There are also slight differences in the colors of the user's avatar and the selection points in the gray login module. Phishing site. Old version of Google login page.

Over the years, phishing sites have significantlyimproved and look very convincing. Some even use the HTTPS protocol, and the “green lock” in the browser bar gives users a false sense of security.

The icons of the fake Apple authorization site are slightly different from the original ones. Phishing site.Apple ID login page.

Small flaws in the phishing pagebecome apparent only when compared with the original, reliable resource. By themselves, they do not attract attention. Try to remember now what the login page of the service you use often looks like. You are unlikely to be able to present the design in all its details - and that’s what fraudsters who create fake websites count on.

How is the threat spread?

Links to phishing sites are most commonly sent in phishing emails, but they can also be found in paid advertisements that appear in search results.

Most often, cybercriminals create fake emails from well-known companies that users trust: banks, airlines, and social networks.

Another attack vector is a technology called"Clickback". Cybercriminals usually use this technique on social networks: users see a tempting headline like “Get a free phone” or “N brand with an incredible discount” and click on the malicious link.
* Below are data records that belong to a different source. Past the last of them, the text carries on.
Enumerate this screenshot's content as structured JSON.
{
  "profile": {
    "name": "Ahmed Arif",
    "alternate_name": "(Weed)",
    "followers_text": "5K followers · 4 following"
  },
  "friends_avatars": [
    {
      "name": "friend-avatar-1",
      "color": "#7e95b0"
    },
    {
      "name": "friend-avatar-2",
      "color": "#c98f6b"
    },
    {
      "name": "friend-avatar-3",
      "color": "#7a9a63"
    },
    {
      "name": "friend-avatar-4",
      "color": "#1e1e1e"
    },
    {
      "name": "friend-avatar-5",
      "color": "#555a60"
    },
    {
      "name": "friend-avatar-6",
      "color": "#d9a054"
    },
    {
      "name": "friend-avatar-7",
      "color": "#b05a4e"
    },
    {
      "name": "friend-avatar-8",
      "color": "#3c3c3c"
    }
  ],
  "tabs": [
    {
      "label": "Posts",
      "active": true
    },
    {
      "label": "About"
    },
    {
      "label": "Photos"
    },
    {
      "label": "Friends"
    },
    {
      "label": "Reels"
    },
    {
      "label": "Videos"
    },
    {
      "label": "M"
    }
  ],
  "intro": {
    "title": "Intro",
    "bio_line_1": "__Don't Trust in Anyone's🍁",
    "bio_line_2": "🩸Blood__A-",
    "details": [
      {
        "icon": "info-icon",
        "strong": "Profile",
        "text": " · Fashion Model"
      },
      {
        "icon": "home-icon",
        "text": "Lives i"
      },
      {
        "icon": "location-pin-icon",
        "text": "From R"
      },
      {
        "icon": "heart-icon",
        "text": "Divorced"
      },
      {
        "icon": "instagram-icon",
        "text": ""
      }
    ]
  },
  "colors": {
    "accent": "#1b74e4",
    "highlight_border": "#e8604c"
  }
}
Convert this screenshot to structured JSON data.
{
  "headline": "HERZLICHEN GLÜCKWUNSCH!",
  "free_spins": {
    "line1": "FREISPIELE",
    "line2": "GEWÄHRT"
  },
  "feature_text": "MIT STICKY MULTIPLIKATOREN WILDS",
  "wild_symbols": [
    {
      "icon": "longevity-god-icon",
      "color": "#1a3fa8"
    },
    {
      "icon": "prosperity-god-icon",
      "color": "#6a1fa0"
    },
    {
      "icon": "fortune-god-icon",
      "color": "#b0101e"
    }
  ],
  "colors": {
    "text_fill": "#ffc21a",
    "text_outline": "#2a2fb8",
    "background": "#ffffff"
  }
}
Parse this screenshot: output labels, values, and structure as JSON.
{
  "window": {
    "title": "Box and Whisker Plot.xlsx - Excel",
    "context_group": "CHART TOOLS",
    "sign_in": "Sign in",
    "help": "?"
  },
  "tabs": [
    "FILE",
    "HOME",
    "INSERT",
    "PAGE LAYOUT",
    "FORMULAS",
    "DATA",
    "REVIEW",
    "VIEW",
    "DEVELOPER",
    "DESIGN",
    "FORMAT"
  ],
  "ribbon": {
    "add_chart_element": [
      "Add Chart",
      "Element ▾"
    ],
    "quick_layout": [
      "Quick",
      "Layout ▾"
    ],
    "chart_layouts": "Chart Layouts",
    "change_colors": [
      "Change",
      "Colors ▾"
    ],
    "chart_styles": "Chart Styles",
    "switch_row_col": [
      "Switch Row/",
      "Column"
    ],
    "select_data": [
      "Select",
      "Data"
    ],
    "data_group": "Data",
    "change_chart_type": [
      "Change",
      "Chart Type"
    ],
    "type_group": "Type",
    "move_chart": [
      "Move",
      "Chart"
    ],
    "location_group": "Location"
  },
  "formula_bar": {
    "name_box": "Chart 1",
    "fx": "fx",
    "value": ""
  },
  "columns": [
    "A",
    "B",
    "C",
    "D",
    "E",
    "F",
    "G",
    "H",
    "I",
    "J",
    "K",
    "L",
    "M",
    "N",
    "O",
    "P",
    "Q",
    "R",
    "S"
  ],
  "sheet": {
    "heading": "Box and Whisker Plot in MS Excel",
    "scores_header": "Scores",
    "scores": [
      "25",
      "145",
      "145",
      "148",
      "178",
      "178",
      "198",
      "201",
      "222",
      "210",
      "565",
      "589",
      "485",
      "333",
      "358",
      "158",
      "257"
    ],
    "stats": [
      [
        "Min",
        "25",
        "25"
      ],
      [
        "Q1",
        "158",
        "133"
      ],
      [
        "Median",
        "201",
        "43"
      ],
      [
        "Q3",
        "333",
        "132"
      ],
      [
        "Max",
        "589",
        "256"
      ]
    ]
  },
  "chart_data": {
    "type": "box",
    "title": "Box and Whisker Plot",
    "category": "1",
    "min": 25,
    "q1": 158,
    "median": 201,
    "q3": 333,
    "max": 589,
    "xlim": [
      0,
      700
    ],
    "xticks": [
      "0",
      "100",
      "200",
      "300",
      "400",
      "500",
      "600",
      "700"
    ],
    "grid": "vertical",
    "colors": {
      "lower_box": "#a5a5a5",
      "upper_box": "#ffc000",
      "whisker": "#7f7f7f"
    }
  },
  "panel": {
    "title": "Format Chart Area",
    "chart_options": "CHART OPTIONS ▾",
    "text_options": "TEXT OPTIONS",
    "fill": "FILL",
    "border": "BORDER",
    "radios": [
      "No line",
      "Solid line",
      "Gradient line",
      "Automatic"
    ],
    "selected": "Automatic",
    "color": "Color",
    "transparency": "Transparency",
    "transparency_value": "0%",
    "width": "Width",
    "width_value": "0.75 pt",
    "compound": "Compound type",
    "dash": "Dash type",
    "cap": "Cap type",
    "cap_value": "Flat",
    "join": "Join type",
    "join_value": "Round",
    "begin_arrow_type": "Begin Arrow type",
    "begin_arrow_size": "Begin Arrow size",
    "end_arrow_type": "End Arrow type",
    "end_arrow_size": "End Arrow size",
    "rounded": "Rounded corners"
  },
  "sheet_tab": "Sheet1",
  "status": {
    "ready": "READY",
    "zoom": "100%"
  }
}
In addition, hackers can hack or create fake accounts of popular people and place malicious links on their profiles and posts.

What happens after the victim pecked at the bait?

The goal of phishing, like almost any other cyberattack, is to gain financial gain.By obtaining a user's login credentials through a phishing site, a cybercriminal canIf it's a malicious copy of the website of a financial institution — a bank or a company like PayPal, the hackerget direct access to the money of the deceived person.

Received fraudulently login and password forLogging in to the website of the transport company, for example, UPS or FedEx, of course, will not bring immediate profits. Instead, the attacker may try to use the details to gain access to other accounts with more valuable information - including, try to crack the victim's e-mail. It is well known that people often set the same password to log into different services. Another way of income for cybercriminals is to sell stolen personal data on a darknet.

This is the so-called “pointless attack” mechanism. There are many outdated WordPress sites on the Internet. They can be hacked for a low cost and used for phishing campaigns. The average cost of deploying phishing tools is $ 26.

How to protect yourself

There is usually a gap between a successful phishing attack and the fact that the stolen credentials are being used by cybercriminalsThe sooner the threat is eliminated, the more potential victims we will be able to protect.If the username and password have already been stolen, the user only needs to change them, and as quickly as possible.

How to protect yourself from one of the most successful cyber attack technologies - phishing:

  • First of all, install antivirus on all your devices - PC, Mac, smartphones and tablets. Antivirus software is a safety net that protects network users.
  • Do not follow links in suspiciousemails and do not download files attached to them. Do not respond to such a letter, even if, at first glance, it came from a person or organization that you trust. Instead, contact the addressee on a different communication channel to confirm that the message actually came from this source.
  • Try to enter the address of the site in the browser in all cases - this will protect you from accidentally switching to the version created by scammers.
  • HTTPS is not a “green lock”security guarantee. This icon only indicates that the connection is protected by encryption. The site on which you are located may be fake. Cybercriminals implement encryption on phishing sites to deceive users, so it is especially important to check and verify the authenticity of the resource that you use.

In 2018, Avast investigated malicious emails from compromised MailChimp accounts, sex phishing, and fraudulent campaigns related to the implementation of the GDPR regulation.In the future, according to experts, the volume of phishing attacks will grow, and there will be new ways to disguise the actions of attackers aimed at stealing confidential user data.